To a Chicagoan, the word "elevation" brings to mind the elevated trains of Chicago's public transit system. The "L" circles the downtown area - the "Chicago Loop" - and connects the central city with neighborhoods to the north, south and west. Here the "L" crosses the Chicago river heading north above Wells Street on a double layered bridge creating at least three levels of elevation; trains above, cars below, and boats below that!

But from this spot, on a bridge spanning the Chicago River, several other variations on "elevation", both current and historical, are evident. The two ends of the bridge "rise" in the middle, as necessary, to allow river traffic to pass. Chicago is the home of this type of twin-leaf bascule bridge design. There are eighteen drawbridges in the downtown area and dozens more throughout the city. The control room for this bridge is up in the structure adjacent to the bridge, overlooking the street. Although the bridge crosses the river at street level, true "ground level" is as much as eight feet below as the streets were raised artificially in the late 1850's to accommodate the installation of new sewers. Even the elevation of the river itself has changed. At the turn of the twentieth century, Chicago completed the Sanitary & Ship Canal, reversing the flow of the river and connecting Lake Michigan shipping with the Des Plaines, and ultimately the Mississippi, rivers. The water level in the Chicago River used to be higher than, and flowed towards, Lake Michigan. Now the level of the river is lower than the lake and flows away. And of course, construction is visible everywhere in the city as new buildings "rise" along the skyline.

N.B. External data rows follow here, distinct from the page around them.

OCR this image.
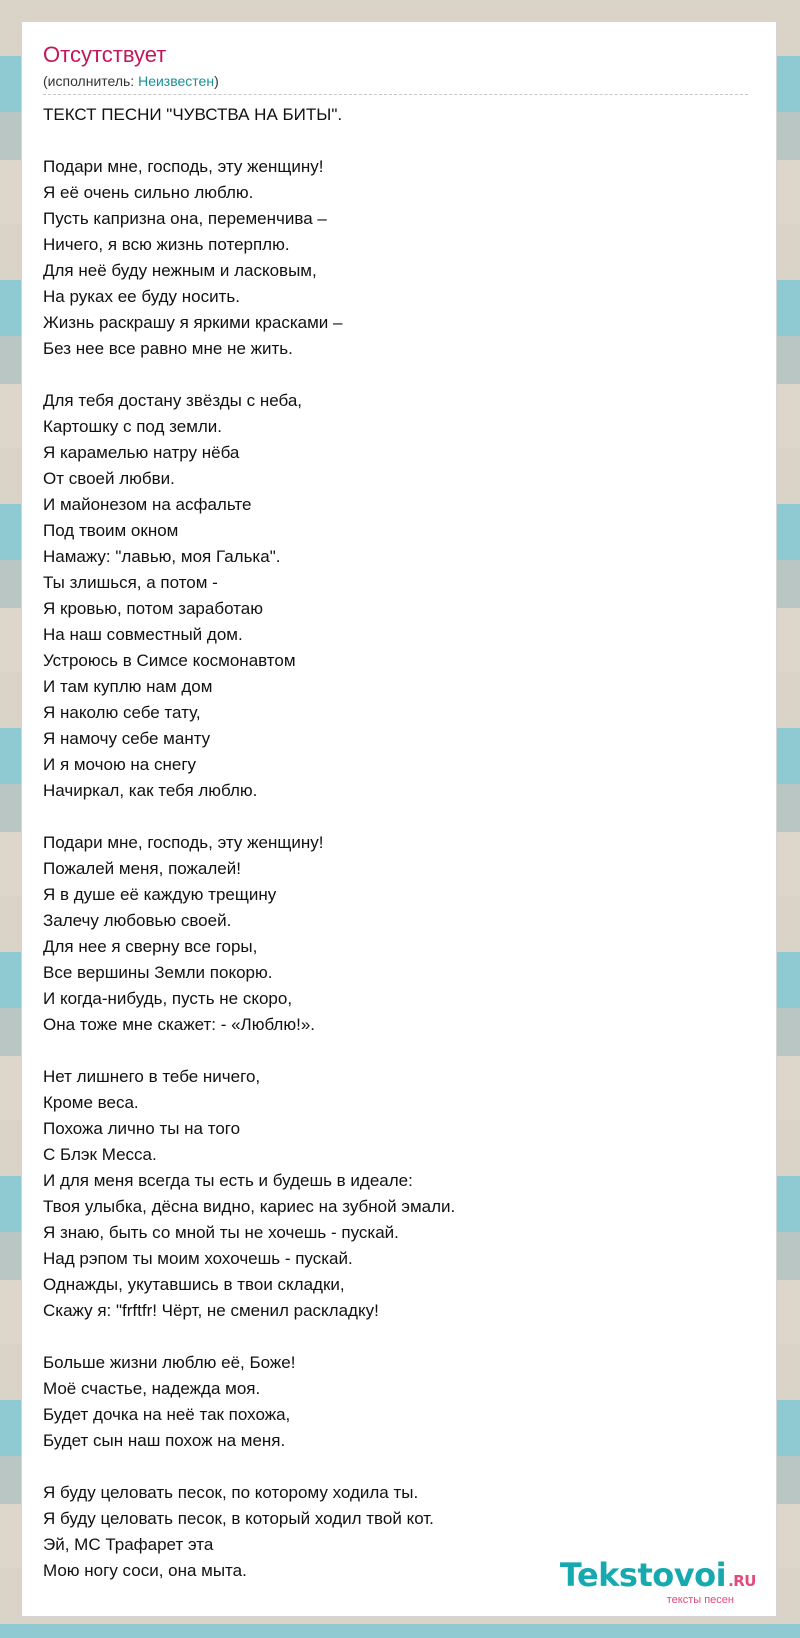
Отсутствует
(исполнитель: Неизвестен)
ТЕКСТ ПЕСНИ "ЧУВСТВА НА БИТЫ".
Подари мне, господь, эту женщину!
Я её очень сильно люблю.
Пусть капризна она, переменчива –
Ничего, я всю жизнь потерплю.
Для неё буду нежным и ласковым,
На руках ее буду носить.
Жизнь раскрашу я яркими красками –
Без нее все равно мне не жить.
Для тебя достану звёзды с неба,
Картошку с под земли.
Я карамелью натру нёба
От своей любви.
И майонезом на асфальте
Под твоим окном
Намажу: "лавью, моя Галька".
Ты злишься, а потом -
Я кровью, потом заработаю
На наш совместный дом.
Устроюсь в Симсе космонавтом
И там куплю нам дом
Я наколю себе тату,
Я намочу себе манту
И я мочою на снегу
Начиркал, как тебя люблю.
Подари мне, господь, эту женщину!
Пожалей меня, пожалей!
Я в душе её каждую трещину
Залечу любовью своей.
Для нее я сверну все горы,
Все вершины Земли покорю.
И когда-нибудь, пусть не скоро,
Она тоже мне скажет: - «Люблю!».
Нет лишнего в тебе ничего,
Кроме веса.
Похожа лично ты на того
С Блэк Месса.
И для меня всегда ты есть и будешь в идеале:
Твоя улыбка, дёсна видно, кариес на зубной эмали.
Я знаю, быть со мной ты не хочешь - пускай.
Над рэпом ты моим хохочешь - пускай.
Однажды, укутавшись в твои складки,
Скажу я: "frftfr! Чёрт, не сменил раскладку!
Больше жизни люблю её, Боже!
Моё счастье, надежда моя.
Будет дочка на неё так похожа,
Будет сын наш похож на меня.
Я буду целовать песок, по которому ходила ты.
Я буду целовать песок, в который ходил твой кот.
Эй, MC Трафарет эта
Мою ногу соси, она мыта.	Tekstovoi .RU
тексты песен
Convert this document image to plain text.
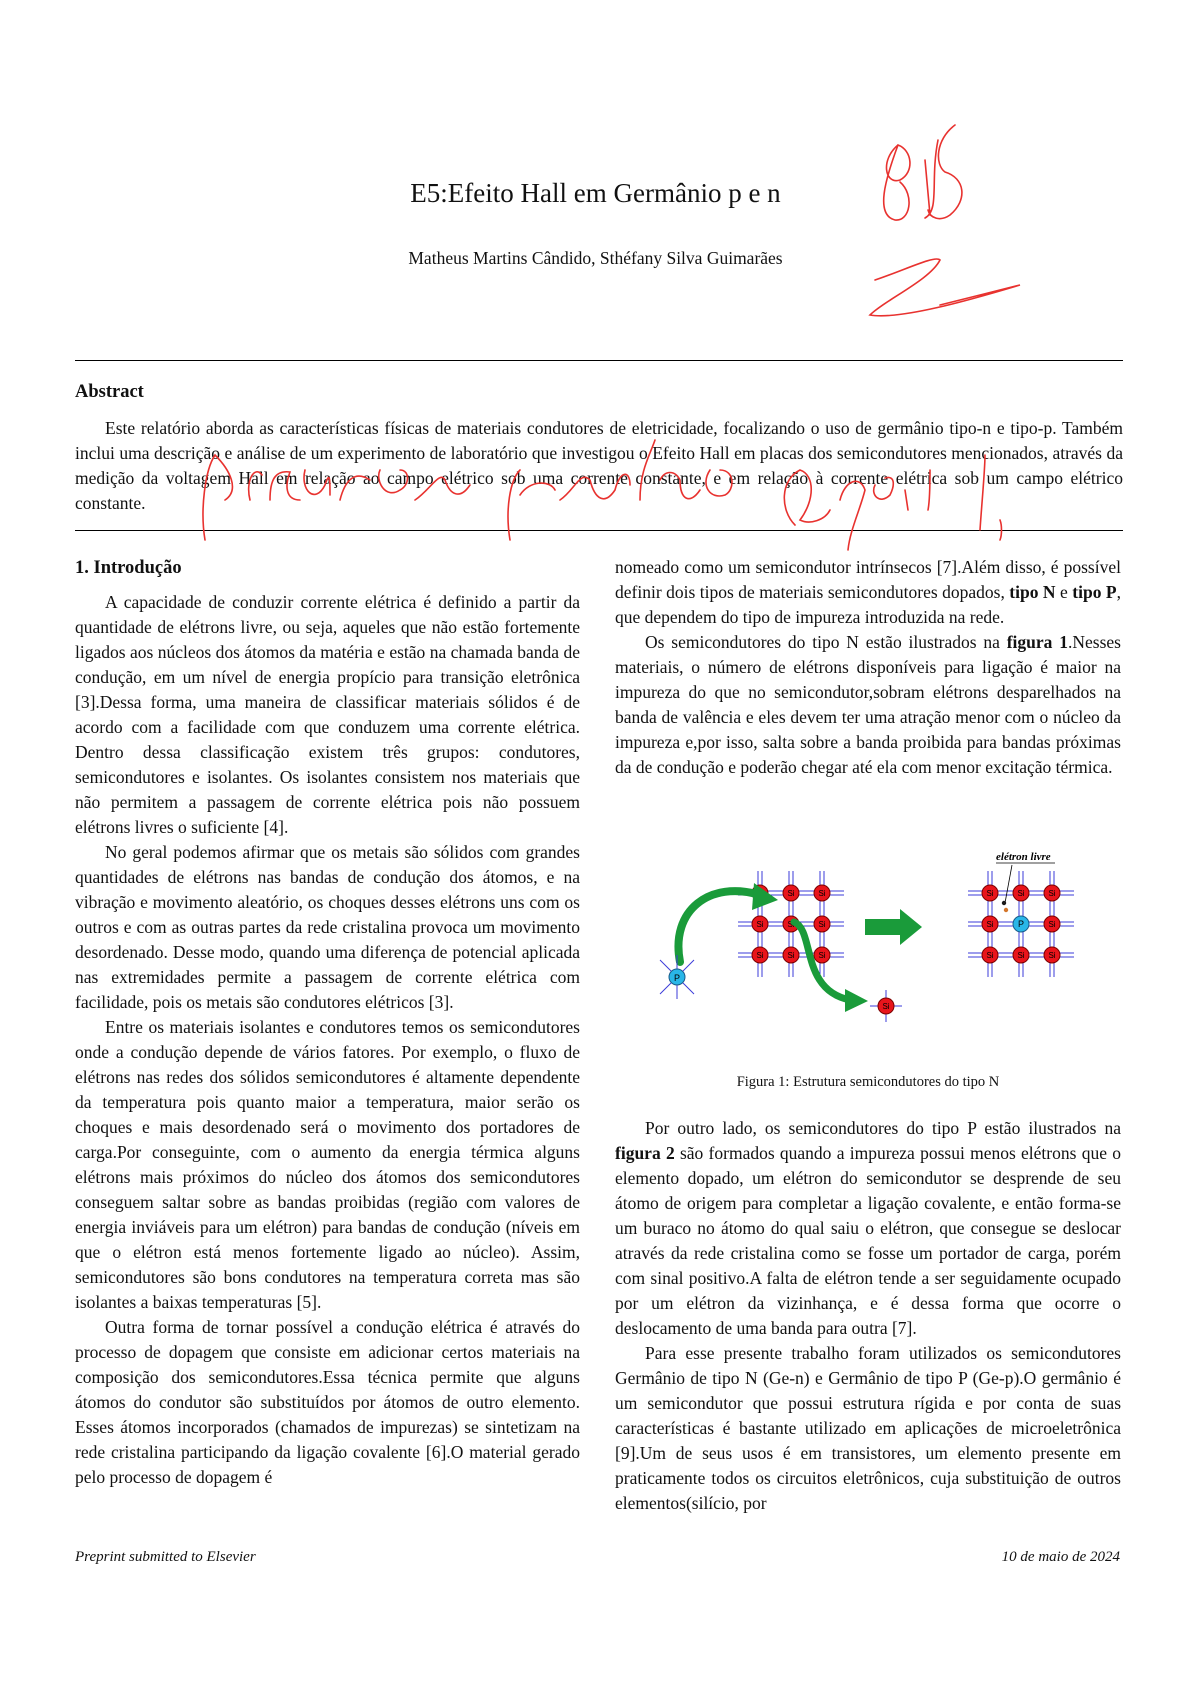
E5:Efeito Hall em Germânio p e n
Matheus Martins Cândido, Sthéfany Silva Guimarães
Abstract
Este relatório aborda as características físicas de materiais condutores de eletricidade, focalizando o uso de germânio tipo-n e tipo-p. Também inclui uma descrição e análise de um experimento de laboratório que investigou o Efeito Hall em placas dos semicondutores mencionados, através da medição da voltagem Hall em relação ao campo elétrico sob uma corrente constante, e em relação à corrente elétrica sob um campo elétrico constante.
1. Introdução

A capacidade de conduzir corrente elétrica é definido a partir da quantidade de elétrons livre, ou seja, aqueles que não estão fortemente ligados aos núcleos dos átomos da matéria e estão na chamada banda de condução, em um nível de energia propício para transição eletrônica [3].Dessa forma, uma maneira de classificar materiais sólidos é de acordo com a facilidade com que conduzem uma corrente elétrica. Dentro dessa classificação existem três grupos: condutores, semicondutores e isolantes. Os isolantes consistem nos materiais que não permitem a passagem de corrente elétrica pois não possuem elétrons livres o suficiente [4].

No geral podemos afirmar que os metais são sólidos com grandes quantidades de elétrons nas bandas de condução dos átomos, e na vibração e movimento aleatório, os choques desses elétrons uns com os outros e com as outras partes da rede cristalina provoca um movimento desordenado. Desse modo, quando uma diferença de potencial aplicada nas extremidades permite a passagem de corrente elétrica com facilidade, pois os metais são condutores elétricos [3].

Entre os materiais isolantes e condutores temos os semicondutores onde a condução depende de vários fatores. Por exemplo, o fluxo de elétrons nas redes dos sólidos semicondutores é altamente dependente da temperatura pois quanto maior a temperatura, maior serão os choques e mais desordenado será o movimento dos portadores de carga.Por conseguinte, com o aumento da energia térmica alguns elétrons mais próximos do núcleo dos átomos dos semicondutores conseguem saltar sobre as bandas proibidas (região com valores de energia inviáveis para um elétron) para bandas de condução (níveis em que o elétron está menos fortemente ligado ao núcleo). Assim, semicondutores são bons condutores na temperatura correta mas são isolantes a baixas temperaturas [5].

Outra forma de tornar possível a condução elétrica é através do processo de dopagem que consiste em adicionar certos materiais na composição dos semicondutores.Essa técnica permite que alguns átomos do condutor são substituídos por átomos de outro elemento. Esses átomos incorporados (chamados de impurezas) se sintetizam na rede cristalina participando da ligação covalente [6].O material gerado pelo processo de dopagem é

nomeado como um semicondutor intrínsecos [7].Além disso, é possível definir dois tipos de materiais semicondutores dopados, tipo N e tipo P, que dependem do tipo de impureza introduzida na rede.

Os semicondutores do tipo N estão ilustrados na figura 1.Nesses materiais, o número de elétrons disponíveis para ligação é maior na impureza do que no semicondutor,sobram elétrons desparelhados na banda de valência e eles devem ter uma atração menor com o núcleo da impureza e,por isso, salta sobre a banda proibida para bandas próximas da de condução e poderão chegar até ela com menor excitação térmica.

Si	Si
Si	Si	Si
Si	Si	Si
Si	Si	Si
Si	P	Si
Si	Si	Si
P
Si
elétron livre
Figura 1: Estrutura semicondutores do tipo N

Por outro lado, os semicondutores do tipo P estão ilustrados na figura 2 são formados quando a impureza possui menos elétrons que o elemento dopado, um elétron do semicondutor se desprende de seu átomo de origem para completar a ligação covalente, e então forma-se um buraco no átomo do qual saiu o elétron, que consegue se deslocar através da rede cristalina como se fosse um portador de carga, porém com sinal positivo.A falta de elétron tende a ser seguidamente ocupado por um elétron da vizinhança, e é dessa forma que ocorre o deslocamento de uma banda para outra [7].

Para esse presente trabalho foram utilizados os semicondutores Germânio de tipo N (Ge-n) e Germânio de tipo P (Ge-p).O germânio é um semicondutor que possui estrutura rígida e por conta de suas características é bastante utilizado em aplicações de microeletrônica [9].Um de seus usos é em transistores, um elemento presente em praticamente todos os circuitos eletrônicos, cuja substituição de outros elementos(silício, por

Preprint submitted to Elsevier	10 de maio de 2024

Construction on new skyscrapers overlooking the river is visible to the east, adding to the "elevation" of the city.
This HDR panorama was created by taking bracketed images, using a Nikon D80 camera equipped with a Nikor 10.5mm wide-angle lens, mounted on a "Nodal-Ninja 3" spherical bracket atop a Manfrotto Tripod. Enfuse was used to combine the images which were then stitched using PTGuiPro 8.0, postprocessed with Photoshop, and compiled into QuickTimeVR format using Pano2VR.